Altos custos para a festa
O Carnaval de 2026 em Belo Horizonte começará oficialmente no dia 31 de janeiro. No entanto, antes da festa, diversos blocos já estão promovendo ensaios e eventos preparatórios pela cidade, incentivando os foliões a contribuírem com os custos envolvidos nos desfiles. O Carnaval de BH, reconhecido como um dos maiores do Brasil, exige um investimento significativo para garantir uma estrutura adequada, conforme as exigências da festa e do poder público. Para um bloco de porte médio ou grande, os gastos podem alcançar até R$ 500 mil.
Como financiar a folia?
Para garantir que o desfile aconteça, as agremiações de Belo Horizonte têm buscado diversas formas de financiamento. Organizando festas, oficinas e buscando parcerias com patrocinadores, além de contar com o suporte financeiro da Prefeitura de Belo Horizonte (PBH) por meio de editais de fomento, os blocos tentam viabilizar a realização dos eventos. A diretora de comunicação do Bloco É o Amô, Gabriela Antunes, ressalta que a cada ano surgem novas agremiações e cortejos, ampliando a diversidade do público que ocupa as ruas da cidade. Contudo, existe uma discrepância significativa na estrutura dos blocos. Enquanto alguns dependem exclusivamente do esforço coletivo de integrantes para levantar os recursos, outros, com maior visibilidade, conseguem atrair patrocínios que facilitam a realização dos desfiles.
Gabriela menciona que um bloco estruturado precisa de uma equipe de apoio, segurança, cenografia, figurino, banda, carro de som ou trio elétrico, além de suprimentos básicos como água. Os custos de um cortejo bem organizado podem variar entre R$ 300 mil e R$ 500 mil, dependendo do tamanho, percurso e complexidade da operação.
Buscando recursos durante o ano
Embora o Carnaval aconteça apenas uma vez por ano, os blocos de BH precisam continuar em busca de recursos após a festividade anterior, visando o próximo desfile. Participar de eventos fechados, realizar oficinas e atrair patrocinadores pontuais são alternativas viáveis para amenizar os desafios financeiros enfrentados para manter a estrutura do Carnaval na capital, que é a segunda maior economia do Brasil. O vocalista e organizador do Bloco Havayanas Usadas, Heleno Augusto, destaca que a busca por recursos inclui mensalidades de oficinas, venda de shows e produtos, além de projetos da Lei Estadual de Incentivo à Cultura e editais de financiamento. Para ele, é crucial garantir investimentos tanto públicos quanto privados logo após um Carnaval para iniciar a construção do próximo.
Manter uma reserva financeira ao longo do ano é essencial para equilibrar a parte artística com as demandas operacionais. A principal meta é assegurar que exista um caixa suficiente, que provém das atividades desenvolvidas durante o ano. Quando chega o período de ensaios, essa reserva é fundamental para cobrir despesas como aluguel de espaços (para blocos que não ensaiam na rua), equipamentos de som e remuneração dos profissionais envolvidos na produção dos desfiles.
Apoio da Prefeitura e distribuição de verbas
A Prefeitura de Belo Horizonte anunciou um investimento de R$ 3,21 milhões em auxílios financeiros para apoiar 105 blocos, dentre os 662 que se inscreveram para participar do Carnaval. Este montante é superior ao valor disponibilizado em 2025, que foi de R$ 1,762 milhão. As verbas podem ser utilizadas para a contratação de músicos, dançarinos, equipe de segurança, ministradores, técnicos de som e outras despesas relativas ao regulamento dos editais de financiamento.

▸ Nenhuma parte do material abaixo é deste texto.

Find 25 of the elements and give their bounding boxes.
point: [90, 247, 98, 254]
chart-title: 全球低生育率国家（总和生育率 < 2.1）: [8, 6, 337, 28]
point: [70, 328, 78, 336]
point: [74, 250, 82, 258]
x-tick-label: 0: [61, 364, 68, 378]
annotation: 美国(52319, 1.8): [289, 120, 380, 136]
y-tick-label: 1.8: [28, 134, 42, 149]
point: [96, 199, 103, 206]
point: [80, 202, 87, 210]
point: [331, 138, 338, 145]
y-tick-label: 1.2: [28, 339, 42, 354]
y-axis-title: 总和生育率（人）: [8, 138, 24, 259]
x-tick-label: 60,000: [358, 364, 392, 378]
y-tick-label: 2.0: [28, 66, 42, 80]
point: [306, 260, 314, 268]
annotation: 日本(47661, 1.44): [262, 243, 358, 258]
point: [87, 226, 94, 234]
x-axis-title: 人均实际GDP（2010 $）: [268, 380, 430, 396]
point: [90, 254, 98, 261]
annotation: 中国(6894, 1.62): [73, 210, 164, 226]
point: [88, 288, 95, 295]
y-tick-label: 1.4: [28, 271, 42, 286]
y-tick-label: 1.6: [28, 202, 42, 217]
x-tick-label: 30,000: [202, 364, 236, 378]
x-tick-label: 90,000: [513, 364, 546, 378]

Heleno Augusto, do bloco Havayanas Usadas, defende a necessidade de uma atuação mais robusta do poder público, destacando a importância de legislações que fortaleçam o apoio ao Carnaval e que ofereçam um modelo de investimento público mais ágil. Para ele, essa agilidade é crucial para que os blocos possam se organizar com antecedência e ter mais segurança financeira. “Precisamos de uma legislação que assegure esse financiamento a um Carnaval do nosso porte. Os recursos são limitados e frequentemente demoram a chegar, o que traz dificuldades para todo o planejamento entre os carnavais”, ressalta.
Por outro lado, Gabriela Antunes concorda que os editais de fomento não conseguem cobrir todas as necessidades, mas reconhece sua importância, especialmente para os blocos menores que não possuem patrocínio ou outras fontes de receita. A distribuição dos recursos do edital de 2026 da Prefeitura de BH é a seguinte: Categoria A: R$ 41,5 mil (50 blocos contemplados), Categoria B: R$ 24,1 mil (35 blocos contemplados) e Categoria C: R$ 14,6 mil (20 blocos contemplados).